Before EBI was founded three years ago, environmental organizations had never successfully conducted a private prosecution, the federal government rarely prosecuted polluters, and most provincial governments had all but stopped prosecuting polluters. The result: a cozy government-corporate culture of "managing pollution" that amounted to a licence to pollute our air and water. Even in Ontario – which, despite cutbacks, still conducts prosecutions – citizen complaints rarely ever get to the Ministry of Environment's Investigative Enforcement Branch. Instead, complaints are referred to the Ministry's Abatement Branch, which sends officers to the polluting industries to provide advice on how to cut back on their pollution, to let them know what government programs are available, and to gently encourage them to comply. In many cases, these consultations went on for years, while the pollution continued to spew out into the environment. This abatement process may never lead to a subsequent prosecution, no matter how long the polluter drags his feet.

Two years ago, this deplorable situation actually became worse. The Ontario government announced that it would no longer be responsible for enforcing the federal Fisheries Act – the legislation polluters feared most. Since the federal government rarely enforces this legislation, the Ontario government was effectively giving polluters open season on our waterways.

Even though many of Ontario's environmental investigators have been retired, fired, or moved to other departments, the Mike Harris government continues to gut enforcement. Since coming to power, it has closed and downsized laboratories, curtailed the offences that can be investigated, and removed all the regional directors of the investigative branch. Now, no polluter can be prosecuted, anywhere in the province, without the permission of the Toronto powers that be.

As a practical matter, most polluters have little or nothing to fear – except Environmental Bureau of Investigation. The day after we laid charges against the City of Kingston, which had made no effort to stop polluting the Cataraqui River in decades, it sent earthmoving equipment to begin cleaning up the delinquent site. To avoid other prosecutions, Kingston also began cleaning up other areas, including a notorious coal tar site.

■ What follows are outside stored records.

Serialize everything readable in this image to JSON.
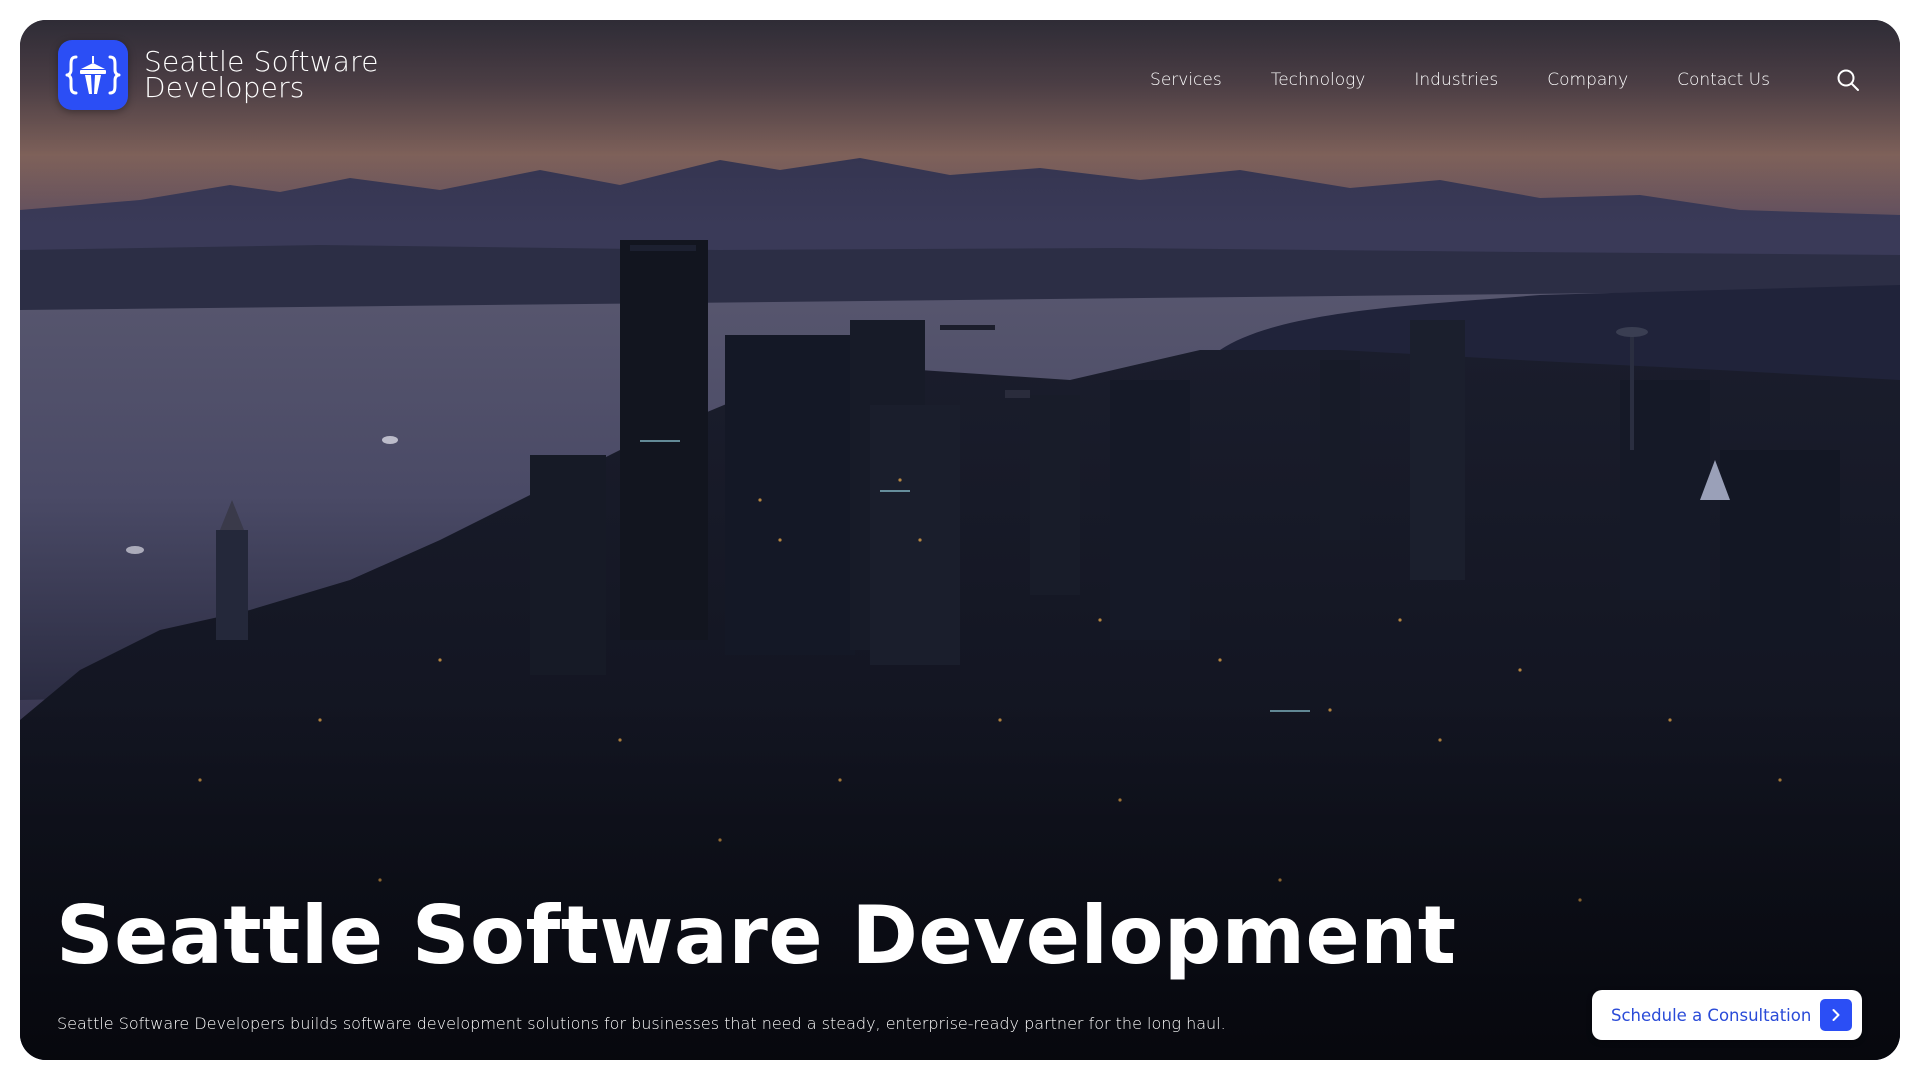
{
  "brand": {
    "name_line1": "Seattle Software",
    "name_line2": "Developers",
    "accent_color": "#2b4ef5",
    "logo_icon": "space-needle-braces-icon"
  },
  "nav": {
    "items": [
      {
        "label": "Services"
      },
      {
        "label": "Technology"
      },
      {
        "label": "Industries"
      },
      {
        "label": "Company"
      },
      {
        "label": "Contact Us"
      }
    ],
    "search_icon": "search-icon"
  },
  "hero": {
    "title": "Seattle Software Development",
    "subtitle": "Seattle Software Developers builds software development solutions for businesses that need a steady, enterprise-ready partner for the long haul.",
    "background": "seattle-skyline-dusk-photo"
  },
  "cta": {
    "label": "Schedule a Consultation",
    "icon": "chevron-right-icon",
    "text_color": "#2a4bd8"
  }
}
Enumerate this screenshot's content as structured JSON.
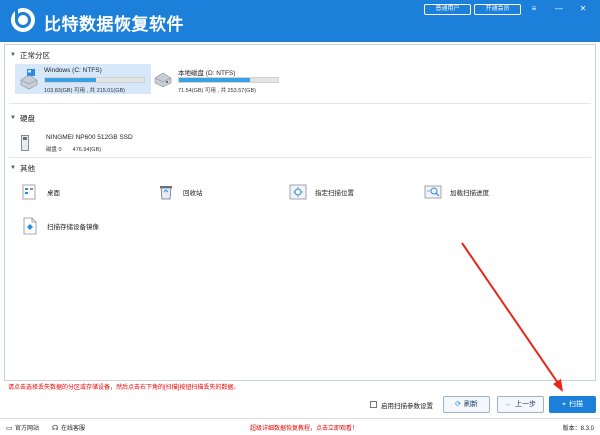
{
  "titlebar": {
    "title": "比特数据恢复软件",
    "user_button": "普通用户",
    "member_button": "开通会员"
  },
  "sections": {
    "partitions": "正常分区",
    "disks": "硬盘",
    "others": "其他"
  },
  "partitions": [
    {
      "name": "Windows (C: NTFS)",
      "size": "103.83(GB) 可用 , 共 215.01(GB)",
      "used_fraction": 0.52
    },
    {
      "name": "本地磁盘 (D: NTFS)",
      "size": "71.54(GB) 可用 , 共 253.57(GB)",
      "used_fraction": 0.72
    }
  ],
  "disk": {
    "name": "NINGMEI NP600 512GB SSD",
    "label": "磁盘 0",
    "size": "476.94(GB)"
  },
  "others": [
    {
      "label": "桌面",
      "icon": "desktop-icon"
    },
    {
      "label": "回收站",
      "icon": "recycle-bin-icon"
    },
    {
      "label": "指定扫描位置",
      "icon": "locate-icon"
    },
    {
      "label": "加载扫描进度",
      "icon": "load-progress-icon"
    },
    {
      "label": "扫描存储设备镜像",
      "icon": "image-file-icon"
    }
  ],
  "hint": "请点击选择丢失数据的分区或存储设备，然后点击右下角的[扫描]按钮扫描丢失的数据。",
  "checkbox_label": "启用扫描参数设置",
  "buttons": {
    "refresh": "刷新",
    "prev": "上一步",
    "scan": "扫描"
  },
  "footer": {
    "website": "官方网站",
    "support": "在线客服",
    "promo": "超级详细数据恢复教程，点击立即观看！",
    "version": "版本：8.3.0"
  },
  "colors": {
    "accent": "#1c7fd9",
    "warning": "#e60000",
    "bar_fill": "#3aa0e4"
  }
}
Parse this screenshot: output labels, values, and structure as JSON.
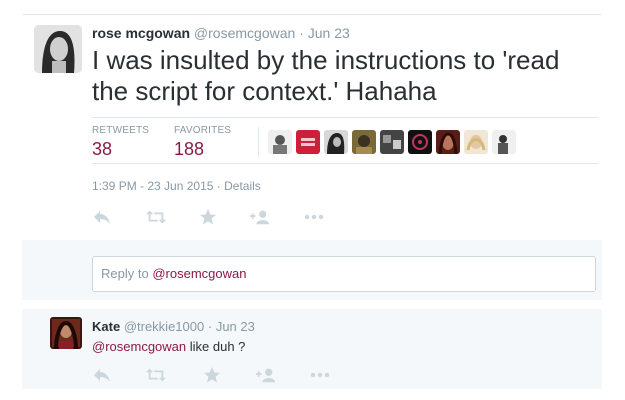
{
  "tweet": {
    "fullname": "rose mcgowan",
    "handle": "@rosemcgowan",
    "separator": "·",
    "date": "Jun 23",
    "text": "I was insulted by the instructions to 'read the script for context.' Hahaha",
    "stats": {
      "retweets_label": "RETWEETS",
      "retweets_value": "38",
      "favorites_label": "FAVORITES",
      "favorites_value": "188"
    },
    "favoriter_avatar_count": 9,
    "meta": {
      "timestamp": "1:39 PM - 23 Jun 2015",
      "separator": "·",
      "details_label": "Details"
    },
    "actions": [
      "reply-icon",
      "retweet-icon",
      "favorite-icon",
      "follow-icon",
      "more-icon"
    ]
  },
  "reply_box": {
    "prefix": "Reply to",
    "mention": "@rosemcgowan"
  },
  "reply_tweet": {
    "fullname": "Kate",
    "handle": "@trekkie1000",
    "separator": "·",
    "date": "Jun 23",
    "mention": "@rosemcgowan",
    "text": "like duh ?"
  },
  "colors": {
    "accent": "#8d1a44",
    "muted": "#8899a6",
    "text": "#292f33",
    "icon": "#ccd6dd",
    "reply_bg": "#f5f8fa"
  }
}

Across the province, municipalities got the message. The City of Belleville committed $40,000 to stop pollution from entering the Bay of Quinte, and others are also planning cleanup efforts.

Even the province got the message. We have laid four charges against the government of Ontario for pollution at the abandoned Deloro industrial site. These charges were the first ever brought by private citizens against the province. Following these charges, the province has taken long overdue protective actions. It is now posting signs and fencing the highly contaminated site to keep the public, as well as deer and other game, away from the site's arsenic and radioactive pollution. It has removed radioactive soil from the town, including the town's playground area. It has examined contamination levels in the town and identified some individuals with elevated urinary arsenic levels. It has also committed $18 million toward cleaning up the site, which is polluting the Moira River and Lake Ontario at the Bay of Quinte.

Our private prosecutions have had another important effect – they are putting pressure on the province to do its job and prosecute polluters on its own. In the Kingston case, after we had laid four charges, the province – in an unprecedented step – decided to lay an additional four and to join forces with us in prosecuting Kingston. In the Deloro case, the Attorney General of Ontario decided to prosecute the province with assistance from us and our lawyers. As a measure of the province's inability to enforce its environmental obligations, it had to authorize the purchase of Geiger counters for its environmental investigators. Although they were responsible for investigating radioactive contamination, before the Deloro charges, investigators had no way of measuring its existence!

Most encouraging of all, other environmental groups across the country are beginning to see that they can bring polluters to justice. Before EBI began prosecuting polluters, environmental texts by leading lawyers and academics said environmental groups would be hard pressed to acquire the meticulous expertise and credibility required to win in court. Instead, the thinking went, environmentalists should try to influence governments to better manage pollution. As a result, few environmental groups ever tried the criminal courts, and even then, they rarely expected to win. Now that we've shown environmental groups can win, environmentalists are becoming more aggressive, and polluters are becoming more fearful.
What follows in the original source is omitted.